Step 3: Substantive Significance/Effect Size

As in a simple linear regression, we can use the numeric values of the coefficients to make imperfect guesses about the magnitudes of their effects. As with interpreting the direction of the effect in a multiple linear regression, we must account for the fact that each coefficient on an $x$ variable is a marginal effect. That is, each coefficient $\beta_i$ represents the change in $y$ when $x_i$ changes and all other $x$ variables are held constant.

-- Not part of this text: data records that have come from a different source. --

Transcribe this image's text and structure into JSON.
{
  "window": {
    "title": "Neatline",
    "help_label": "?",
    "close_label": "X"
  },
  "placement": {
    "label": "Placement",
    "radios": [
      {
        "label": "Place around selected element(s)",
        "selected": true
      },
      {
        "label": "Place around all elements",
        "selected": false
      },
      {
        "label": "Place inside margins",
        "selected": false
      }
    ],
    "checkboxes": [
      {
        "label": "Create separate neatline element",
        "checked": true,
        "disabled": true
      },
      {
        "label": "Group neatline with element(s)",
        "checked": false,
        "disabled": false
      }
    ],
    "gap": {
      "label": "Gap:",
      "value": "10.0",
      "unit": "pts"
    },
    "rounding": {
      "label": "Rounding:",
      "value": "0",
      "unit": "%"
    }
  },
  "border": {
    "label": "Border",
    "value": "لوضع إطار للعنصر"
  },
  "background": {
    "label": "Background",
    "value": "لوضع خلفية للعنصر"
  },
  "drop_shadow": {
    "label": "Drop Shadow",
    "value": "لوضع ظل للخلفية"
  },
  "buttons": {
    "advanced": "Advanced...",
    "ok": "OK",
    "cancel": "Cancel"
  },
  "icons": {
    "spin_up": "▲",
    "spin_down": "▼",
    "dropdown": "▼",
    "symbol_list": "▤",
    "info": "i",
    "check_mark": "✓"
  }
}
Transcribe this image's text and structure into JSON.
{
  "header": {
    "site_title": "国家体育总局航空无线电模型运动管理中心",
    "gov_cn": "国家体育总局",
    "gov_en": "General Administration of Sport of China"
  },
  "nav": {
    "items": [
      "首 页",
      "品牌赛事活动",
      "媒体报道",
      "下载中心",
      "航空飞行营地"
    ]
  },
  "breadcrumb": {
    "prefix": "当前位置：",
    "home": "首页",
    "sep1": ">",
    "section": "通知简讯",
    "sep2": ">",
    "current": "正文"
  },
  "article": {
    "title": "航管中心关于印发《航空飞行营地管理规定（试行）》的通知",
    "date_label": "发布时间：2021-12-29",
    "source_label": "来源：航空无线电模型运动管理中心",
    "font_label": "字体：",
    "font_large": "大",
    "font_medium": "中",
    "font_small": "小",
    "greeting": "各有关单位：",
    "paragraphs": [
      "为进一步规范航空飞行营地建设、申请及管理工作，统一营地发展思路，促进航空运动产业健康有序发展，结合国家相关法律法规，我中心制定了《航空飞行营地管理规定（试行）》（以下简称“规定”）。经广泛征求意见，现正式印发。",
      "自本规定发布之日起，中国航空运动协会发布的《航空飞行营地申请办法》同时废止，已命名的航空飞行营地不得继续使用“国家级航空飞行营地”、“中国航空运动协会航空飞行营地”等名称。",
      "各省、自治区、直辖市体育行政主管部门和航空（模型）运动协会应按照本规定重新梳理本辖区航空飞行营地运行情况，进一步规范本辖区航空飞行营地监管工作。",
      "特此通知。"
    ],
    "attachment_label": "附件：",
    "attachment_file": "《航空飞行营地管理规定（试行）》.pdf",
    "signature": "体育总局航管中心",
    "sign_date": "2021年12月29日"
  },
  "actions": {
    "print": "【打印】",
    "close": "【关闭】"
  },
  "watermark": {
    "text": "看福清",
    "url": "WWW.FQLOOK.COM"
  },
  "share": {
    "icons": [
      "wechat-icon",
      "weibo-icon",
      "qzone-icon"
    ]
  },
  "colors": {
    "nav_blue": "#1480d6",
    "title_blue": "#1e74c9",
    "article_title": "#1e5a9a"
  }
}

	% shift to Trump, 2012-2016

County median income ($1,000s)	-0.158^*	-0.013
	(0.006)	(0.007)

County college experience		-0.344^*
		(0.012)

Constant	8.337^*	20.103^*
	(0.351)	(0.512)


Observations	3,111	3,111
Adjusted R²	0.203	0.371

Note:	* p<0.05

County median income

Our best guess is that a $1,000 increase in county median income is associated with a -0.013% shift to Trump between 2012 and 2016 when education levels are held constant.
We are not confident that this effect is truly negative, because the coefficient is not statistically significant now that county education levels have been controlled for.
Changes in statistical significance and effect size can happen when adding controls to a regression, particularly when there is a strong correlation between the $x$ variables.
Because we are not confident in the direction of the effect of county median income, we do not attempt to interpret the effect size of county income.

County college experience

Our best guess is that a 1% increase in county educational levels is associated with a -0.344% shift to Trump between 2012 and 2016 when income levels are held constant. As noted on the prior page, this is a statistically significant effect, so we are confident it is a negative effect, not null or positive.
The range of the values for county education is from roughly 20% to 90%. That’s 70 units. So a county at the bottom end of the spectrum has shifts to Trump by around $-0.344*70\% = 24$% more than a county at the highest education levels. If the best guess is in the right ballpark, this is a substantively significant change.
You can examine this change in the graphic above. The points described in the calculations have been marked with red diamonds. You can spin the graphic and hover over the red diamonds to see that a change of 70% in college experience is associated with a 24% change in the shift to Trump between 2012 and 2016.
In this case, the estimated effect of education in this model is both statistically and substantively significant.